Let us talk about market, The prices of base metals lost their shine over the past year as supplies recovered after earlier disruptions and rising input costs and increased availability of raw materials also played their part. The supply of global base metals will remain tight in calendar year 2023, industry experts opine, due to supply issues and low inventory position. In the past one year, the prices of most base metals – including aluminium, copper, nickel, iron ore and hot rolled coil steel – were trading lower by up to 40.3% on the London Metal Exchange, Commodity & Energy Exchange and Multi Commodity Exchange of India. According to ICRA, global prices of base metals contracted by a steep 18-28% in FY23, compared with the record highs in March 2022, amid considerable volatility.
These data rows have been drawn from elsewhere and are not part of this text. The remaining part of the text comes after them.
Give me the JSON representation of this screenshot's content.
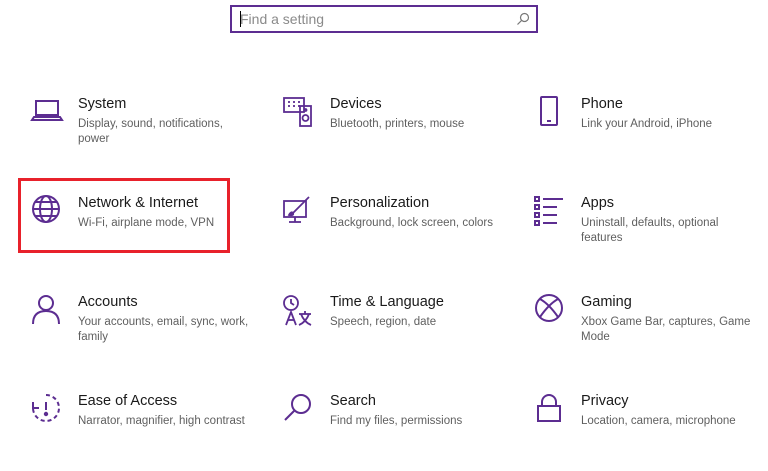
{
  "search": {
    "placeholder": "Find a setting",
    "value": ""
  },
  "categories": [
    {
      "title": "System",
      "desc": "Display, sound, notifications, power",
      "icon": "laptop-icon"
    },
    {
      "title": "Devices",
      "desc": "Bluetooth, printers, mouse",
      "icon": "keyboard-speaker-icon"
    },
    {
      "title": "Phone",
      "desc": "Link your Android, iPhone",
      "icon": "phone-icon"
    },
    {
      "title": "Network & Internet",
      "desc": "Wi-Fi, airplane mode, VPN",
      "icon": "globe-icon"
    },
    {
      "title": "Personalization",
      "desc": "Background, lock screen, colors",
      "icon": "paintbrush-icon"
    },
    {
      "title": "Apps",
      "desc": "Uninstall, defaults, optional features",
      "icon": "apps-list-icon"
    },
    {
      "title": "Accounts",
      "desc": "Your accounts, email, sync, work, family",
      "icon": "person-icon"
    },
    {
      "title": "Time & Language",
      "desc": "Speech, region, date",
      "icon": "time-language-icon"
    },
    {
      "title": "Gaming",
      "desc": "Xbox Game Bar, captures, Game Mode",
      "icon": "xbox-icon"
    },
    {
      "title": "Ease of Access",
      "desc": "Narrator, magnifier, high contrast",
      "icon": "ease-of-access-icon"
    },
    {
      "title": "Search",
      "desc": "Find my files, permissions",
      "icon": "magnifier-icon"
    },
    {
      "title": "Privacy",
      "desc": "Location, camera, microphone",
      "icon": "lock-icon"
    }
  ],
  "colors": {
    "accent": "#5c2d91",
    "highlight": "#e8212b"
  }
}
Although the fiscal commenced on a healthy note, the metal prices witnessed significant headwinds in Q2 and Q3 of FY23 given an uncertain global economic outlook and demand slowdown in China.
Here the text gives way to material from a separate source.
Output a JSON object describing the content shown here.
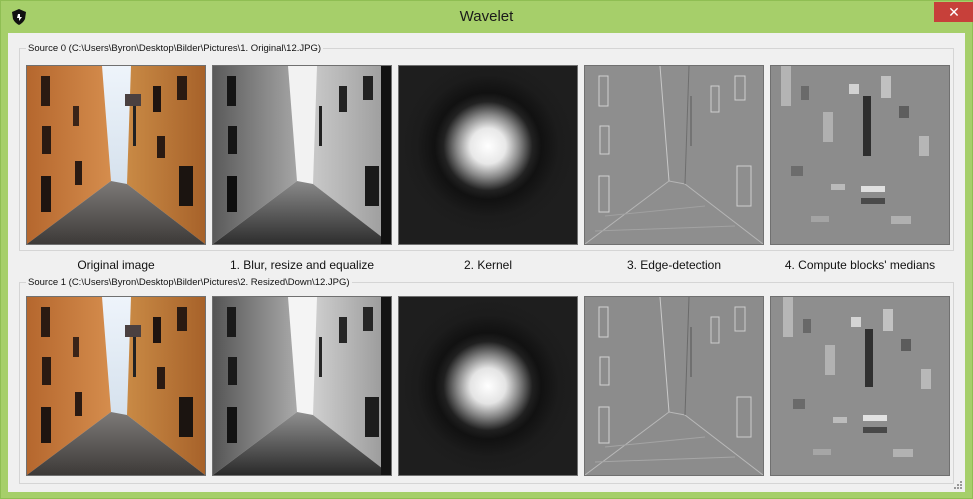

Lastly, The SGX Nifty gained 0.46% in trade on Monday morning, signaling that domestic indices NSE Nifty 50 and BSE Sensex would open on a positive basis. Nifty futures were 85 points higher on the Singaporean exchange at 18,714. Nifty 50 and Sensex concluded last Friday’s session in positive territory. Nifty 50 rose 0.25% to 18,534 and Sensex jumped 119 points to 62,547. India Oil Corporation has incorporated a joint venture company with NTPC Green Energy Limited (a wholly owned subsidiary of NTPC Limited), named IndianOil NTPC Green Energy. The JV will develop renewable energy-based power projects to meet the round the clock power requirements of new projects of IndianOil Refineries.